'I wouldn't say that.' Humphrey, glad of a brief respite, settled back in his swivel chair. 'I could never have written that picnic story. Never in the world. We're different, that's all. You're a racer; I'm a work-horse. I don't know just what it's coming to. He isn't handling you right.'

'That's it!' Henry cried, softly, eagerly. 'He isn't!'

'I suppose you know now about Miss Dittenhoefer.' Henry's head bowed in assent. 'I didn't have the heart to tell you myself, Hen.' He picked up his proofs, then looked up and out of the window. 'There,' he remarked unexpectedly, 'is a pretty girl!'

Henry turned with the quickness of long habit. 'Where?' he asked, then discovered the young person in question standing on the hotel veranda talking with Mrs B. L. Ames and Mary Ames.

She was a new girl. Even now, though Henry had given up girls for good, she caused a quickening of his pulse.
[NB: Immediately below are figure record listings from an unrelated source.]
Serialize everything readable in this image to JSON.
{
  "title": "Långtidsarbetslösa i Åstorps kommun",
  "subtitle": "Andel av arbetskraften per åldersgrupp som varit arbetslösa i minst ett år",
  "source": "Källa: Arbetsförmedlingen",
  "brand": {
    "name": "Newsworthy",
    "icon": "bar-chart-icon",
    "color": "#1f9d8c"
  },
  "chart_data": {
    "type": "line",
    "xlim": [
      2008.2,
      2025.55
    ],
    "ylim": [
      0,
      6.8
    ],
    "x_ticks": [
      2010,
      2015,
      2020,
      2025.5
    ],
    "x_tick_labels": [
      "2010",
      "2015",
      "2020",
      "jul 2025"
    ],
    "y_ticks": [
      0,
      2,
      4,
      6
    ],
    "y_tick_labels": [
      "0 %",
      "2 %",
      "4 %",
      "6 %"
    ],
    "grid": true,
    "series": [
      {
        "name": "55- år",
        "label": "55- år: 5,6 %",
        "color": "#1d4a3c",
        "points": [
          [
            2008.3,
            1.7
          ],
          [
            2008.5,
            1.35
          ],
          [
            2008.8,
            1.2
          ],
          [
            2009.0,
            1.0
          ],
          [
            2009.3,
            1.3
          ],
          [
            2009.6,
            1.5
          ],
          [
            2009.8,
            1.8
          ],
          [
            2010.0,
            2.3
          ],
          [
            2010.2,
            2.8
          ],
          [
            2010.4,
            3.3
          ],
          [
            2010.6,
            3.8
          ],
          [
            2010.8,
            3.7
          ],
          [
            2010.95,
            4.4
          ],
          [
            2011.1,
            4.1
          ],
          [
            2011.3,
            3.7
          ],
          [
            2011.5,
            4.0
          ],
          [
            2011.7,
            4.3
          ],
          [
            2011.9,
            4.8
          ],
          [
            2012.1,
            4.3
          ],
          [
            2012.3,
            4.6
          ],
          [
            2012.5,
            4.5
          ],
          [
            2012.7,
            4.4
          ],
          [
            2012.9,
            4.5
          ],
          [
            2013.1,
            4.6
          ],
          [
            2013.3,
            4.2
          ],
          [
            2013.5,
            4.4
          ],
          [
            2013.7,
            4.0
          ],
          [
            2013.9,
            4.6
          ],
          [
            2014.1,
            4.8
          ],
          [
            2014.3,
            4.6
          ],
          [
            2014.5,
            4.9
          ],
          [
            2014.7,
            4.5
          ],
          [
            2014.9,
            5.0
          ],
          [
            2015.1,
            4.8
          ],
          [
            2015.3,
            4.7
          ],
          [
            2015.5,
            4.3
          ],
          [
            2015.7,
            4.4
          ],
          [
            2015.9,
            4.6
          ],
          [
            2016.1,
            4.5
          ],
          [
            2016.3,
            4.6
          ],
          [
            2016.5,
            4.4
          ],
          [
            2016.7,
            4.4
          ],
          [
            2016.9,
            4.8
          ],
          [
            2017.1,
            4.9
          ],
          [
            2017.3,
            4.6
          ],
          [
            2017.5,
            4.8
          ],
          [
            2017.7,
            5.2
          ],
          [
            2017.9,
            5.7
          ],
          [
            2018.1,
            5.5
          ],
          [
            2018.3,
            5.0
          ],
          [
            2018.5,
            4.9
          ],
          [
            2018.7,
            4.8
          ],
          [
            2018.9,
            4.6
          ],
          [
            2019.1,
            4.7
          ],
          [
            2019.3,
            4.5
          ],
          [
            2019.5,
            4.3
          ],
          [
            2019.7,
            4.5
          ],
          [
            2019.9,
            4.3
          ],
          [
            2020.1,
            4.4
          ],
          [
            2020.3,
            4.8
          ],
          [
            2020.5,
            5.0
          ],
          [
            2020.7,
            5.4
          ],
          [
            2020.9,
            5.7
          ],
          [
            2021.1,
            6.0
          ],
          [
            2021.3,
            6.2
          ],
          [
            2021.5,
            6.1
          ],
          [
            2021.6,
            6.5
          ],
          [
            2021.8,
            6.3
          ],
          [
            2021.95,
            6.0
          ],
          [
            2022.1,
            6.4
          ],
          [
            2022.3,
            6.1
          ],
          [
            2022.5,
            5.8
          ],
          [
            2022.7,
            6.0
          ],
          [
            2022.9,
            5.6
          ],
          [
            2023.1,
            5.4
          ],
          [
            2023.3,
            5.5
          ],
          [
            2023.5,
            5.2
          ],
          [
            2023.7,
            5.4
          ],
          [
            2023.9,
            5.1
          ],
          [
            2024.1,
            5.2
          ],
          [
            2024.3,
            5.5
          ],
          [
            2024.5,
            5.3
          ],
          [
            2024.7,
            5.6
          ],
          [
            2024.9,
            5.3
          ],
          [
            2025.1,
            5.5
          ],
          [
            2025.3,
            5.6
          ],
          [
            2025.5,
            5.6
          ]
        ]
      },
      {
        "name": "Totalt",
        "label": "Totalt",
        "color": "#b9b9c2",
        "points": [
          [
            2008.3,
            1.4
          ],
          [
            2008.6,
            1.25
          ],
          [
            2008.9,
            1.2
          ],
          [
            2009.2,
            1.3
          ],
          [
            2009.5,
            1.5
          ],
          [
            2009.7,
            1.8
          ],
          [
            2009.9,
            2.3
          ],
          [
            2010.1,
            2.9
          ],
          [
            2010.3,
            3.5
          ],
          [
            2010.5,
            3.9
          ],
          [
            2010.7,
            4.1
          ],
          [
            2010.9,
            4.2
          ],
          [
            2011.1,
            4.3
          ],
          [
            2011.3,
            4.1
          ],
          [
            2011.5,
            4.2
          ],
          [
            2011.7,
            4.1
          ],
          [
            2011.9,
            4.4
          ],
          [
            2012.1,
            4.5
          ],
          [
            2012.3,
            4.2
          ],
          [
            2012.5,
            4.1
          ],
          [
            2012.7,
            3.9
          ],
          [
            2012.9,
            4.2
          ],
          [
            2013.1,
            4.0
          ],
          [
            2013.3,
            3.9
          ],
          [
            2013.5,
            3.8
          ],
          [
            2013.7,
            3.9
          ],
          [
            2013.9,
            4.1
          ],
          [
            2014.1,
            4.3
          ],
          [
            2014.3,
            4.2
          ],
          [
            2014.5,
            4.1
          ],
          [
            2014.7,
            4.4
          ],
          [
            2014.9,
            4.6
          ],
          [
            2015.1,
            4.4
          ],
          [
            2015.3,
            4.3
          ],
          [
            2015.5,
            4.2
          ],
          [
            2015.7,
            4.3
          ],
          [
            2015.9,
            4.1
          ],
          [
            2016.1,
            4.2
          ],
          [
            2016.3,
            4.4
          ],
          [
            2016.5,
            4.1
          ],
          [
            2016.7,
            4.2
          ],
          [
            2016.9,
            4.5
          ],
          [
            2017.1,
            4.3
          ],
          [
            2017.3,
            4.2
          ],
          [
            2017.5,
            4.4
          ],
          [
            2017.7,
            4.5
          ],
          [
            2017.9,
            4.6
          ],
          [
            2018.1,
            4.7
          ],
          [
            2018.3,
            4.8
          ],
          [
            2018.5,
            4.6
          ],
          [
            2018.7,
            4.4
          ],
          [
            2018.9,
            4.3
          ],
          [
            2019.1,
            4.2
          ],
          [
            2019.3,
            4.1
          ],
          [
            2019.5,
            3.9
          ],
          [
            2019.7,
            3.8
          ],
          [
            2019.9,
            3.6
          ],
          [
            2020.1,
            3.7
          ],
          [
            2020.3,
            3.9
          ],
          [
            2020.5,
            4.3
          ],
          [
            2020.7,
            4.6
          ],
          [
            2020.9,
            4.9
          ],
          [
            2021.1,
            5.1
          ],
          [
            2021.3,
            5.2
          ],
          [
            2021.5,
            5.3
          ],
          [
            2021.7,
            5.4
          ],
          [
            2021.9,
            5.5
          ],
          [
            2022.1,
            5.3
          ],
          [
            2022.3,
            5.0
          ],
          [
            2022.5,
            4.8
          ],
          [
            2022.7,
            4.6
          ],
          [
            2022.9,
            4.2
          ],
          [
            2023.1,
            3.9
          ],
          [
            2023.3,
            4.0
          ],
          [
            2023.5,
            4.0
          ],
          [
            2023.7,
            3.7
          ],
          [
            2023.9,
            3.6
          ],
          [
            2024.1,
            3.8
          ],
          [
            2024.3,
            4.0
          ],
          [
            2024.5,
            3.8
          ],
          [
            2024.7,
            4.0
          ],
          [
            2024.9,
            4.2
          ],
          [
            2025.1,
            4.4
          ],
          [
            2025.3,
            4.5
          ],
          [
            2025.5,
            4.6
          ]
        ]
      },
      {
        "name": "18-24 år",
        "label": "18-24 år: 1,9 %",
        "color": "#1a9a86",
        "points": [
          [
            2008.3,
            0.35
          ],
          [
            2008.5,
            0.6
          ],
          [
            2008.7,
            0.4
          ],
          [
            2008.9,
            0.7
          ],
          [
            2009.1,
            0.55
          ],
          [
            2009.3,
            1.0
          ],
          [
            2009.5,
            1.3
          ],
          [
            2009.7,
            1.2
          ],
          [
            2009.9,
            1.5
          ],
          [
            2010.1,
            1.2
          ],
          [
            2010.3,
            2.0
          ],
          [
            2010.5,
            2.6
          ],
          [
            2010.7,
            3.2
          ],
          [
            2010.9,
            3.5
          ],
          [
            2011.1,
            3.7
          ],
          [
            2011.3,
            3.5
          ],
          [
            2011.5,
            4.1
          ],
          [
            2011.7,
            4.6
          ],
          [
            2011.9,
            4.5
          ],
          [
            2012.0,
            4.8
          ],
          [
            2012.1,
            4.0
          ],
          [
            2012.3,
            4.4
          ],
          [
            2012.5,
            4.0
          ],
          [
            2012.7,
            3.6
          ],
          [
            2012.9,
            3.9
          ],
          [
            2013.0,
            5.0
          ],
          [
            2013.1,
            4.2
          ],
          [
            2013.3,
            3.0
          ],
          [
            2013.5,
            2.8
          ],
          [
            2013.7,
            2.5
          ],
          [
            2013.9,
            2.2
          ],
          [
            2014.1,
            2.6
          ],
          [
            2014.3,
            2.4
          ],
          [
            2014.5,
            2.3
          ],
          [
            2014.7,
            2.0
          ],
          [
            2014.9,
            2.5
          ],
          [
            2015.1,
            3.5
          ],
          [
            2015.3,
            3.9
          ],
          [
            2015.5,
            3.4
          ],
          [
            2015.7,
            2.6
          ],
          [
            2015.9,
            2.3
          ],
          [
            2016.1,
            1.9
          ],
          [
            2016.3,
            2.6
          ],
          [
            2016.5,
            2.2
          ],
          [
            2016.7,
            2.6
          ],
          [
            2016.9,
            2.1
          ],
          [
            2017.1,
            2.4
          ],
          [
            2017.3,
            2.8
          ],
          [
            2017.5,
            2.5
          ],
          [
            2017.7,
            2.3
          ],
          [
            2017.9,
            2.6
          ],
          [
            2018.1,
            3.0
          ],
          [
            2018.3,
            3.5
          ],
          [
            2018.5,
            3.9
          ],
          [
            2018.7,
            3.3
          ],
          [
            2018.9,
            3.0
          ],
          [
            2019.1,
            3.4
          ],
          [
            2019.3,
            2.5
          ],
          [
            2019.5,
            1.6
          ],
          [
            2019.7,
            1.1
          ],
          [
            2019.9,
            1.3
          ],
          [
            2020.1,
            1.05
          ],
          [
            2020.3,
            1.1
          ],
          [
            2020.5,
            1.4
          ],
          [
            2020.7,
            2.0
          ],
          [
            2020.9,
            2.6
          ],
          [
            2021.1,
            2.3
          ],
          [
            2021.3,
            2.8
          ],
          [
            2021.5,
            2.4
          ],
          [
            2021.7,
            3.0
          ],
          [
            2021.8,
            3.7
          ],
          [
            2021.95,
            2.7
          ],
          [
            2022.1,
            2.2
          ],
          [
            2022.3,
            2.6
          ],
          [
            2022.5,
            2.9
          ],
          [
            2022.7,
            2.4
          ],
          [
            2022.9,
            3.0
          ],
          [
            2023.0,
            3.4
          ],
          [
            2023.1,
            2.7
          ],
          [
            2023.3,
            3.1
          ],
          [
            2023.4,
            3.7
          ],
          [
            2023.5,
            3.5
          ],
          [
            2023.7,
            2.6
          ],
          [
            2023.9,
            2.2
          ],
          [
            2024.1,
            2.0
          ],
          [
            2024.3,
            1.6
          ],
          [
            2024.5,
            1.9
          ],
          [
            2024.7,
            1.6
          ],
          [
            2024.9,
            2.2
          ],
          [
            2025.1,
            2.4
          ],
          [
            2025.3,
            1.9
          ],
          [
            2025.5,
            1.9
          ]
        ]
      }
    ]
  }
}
She was pretty—rather slender, in a blue skirt and a trim white shirt-waist, and an unusual amount of darkish hair that massed effectively about a face, the principal characteristics of which, at this distance and through the screen door, was a bright, almost eager smile.

It is a not uninteresting fact, to those who know something of Henry's susceptibility on previous occasions, that his gaze wandered moodily back to his table. He sighed. His hand strayed up and began pulling at his little moustache.

'You haven't told me what I'm to do about it, Hump. This society thing really stumps me.'

'I haven't known quite what to say. That's all, Hen. The old man is riding you, of course. I didn't think, when he raised you to twelve a week, that he'd just lie down and pay it. Meekly. Not he! He's a crafty old duck. Very, very crafty—Cheese it; here he comes!'

The shadow of Norton P. Boice fell across the door-step. The screen door opened with a squeak, and ponderously the quietly dominating force of Simpson Street, came in, inclined his massive head in an impersonal greeting, and lowered his huge bulk into his chair.

'Henry!' called Mr Boice in his quietly husky voice.